SAP Sybase IQ: Text Mining and Case Ignore Property

August 22, 2013

The SAP Sybase IQ Unstructured Data Analytic (UDA) option extent the capabilities of SAP Sybase IQ to do text analysis (data mining). This option allow the creation of Character Large Objects (CLOB) and Binary Large Objects columns that are used to store and manipulate binary documents (like MS Excel, MS word, etc) and long text columns (filtered content of the binary objects).

To obtain insight from those CLOB, we need to index those columns and use string functions to retrieve, compare and extract information.

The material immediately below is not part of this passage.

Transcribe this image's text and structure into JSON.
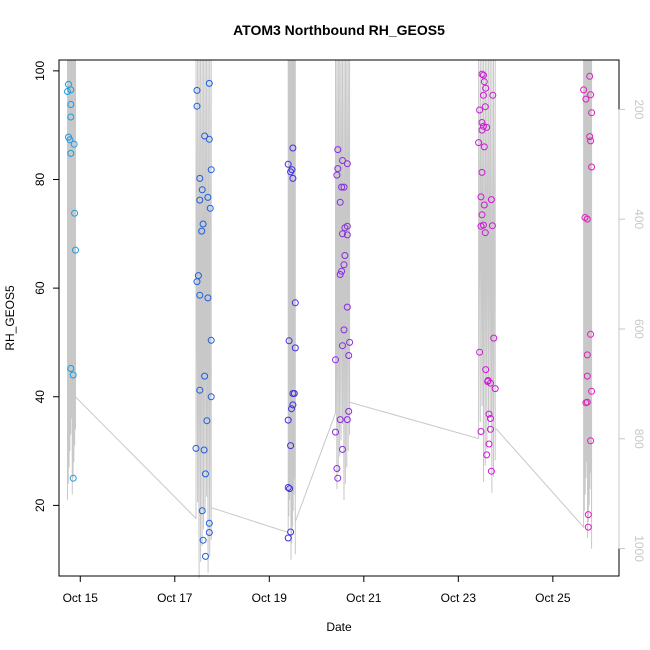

A case sensitive databases can:

  1. Add complexity to the mining process by means of requiring complex queries predicates and,
  2. Give place to omissions due to possible upper and lower case characters combination (erroneous or not).

There are several options that can be use to minimize the impact of case sensitivity during data mining, let see some of them:

  1. Use every possible combination of upper and lower case in the predicates of your queries (a lot of possibilities, not recommended).
  2. Use function in the predicate of the queries to convert the content of the column to upper or lower case before using a comparison operator.

    Select * from MyUser.Mytable
    Where lcase(mycolum) like ‘%term%’

    This work well for string columns that are not CLOB; the LCASE, UCASE, LOWER and UPPER function are not supported on CLOB data type columns.

  3. Convert the pre filtered text to upper or lower case before storing it on the CLOB column; use the same case in all the predicate of your queries.
  4. Create the database with the CASE IGNORE option; this option can not be changed after the database is been created.

If the SAP Sybase IQ database will be primary used for data mining and the case can be ignored, it is recommended to create the database with CASE IGNORE property; by default all SAP Sybase IQ database are created with CASE RESPECT property.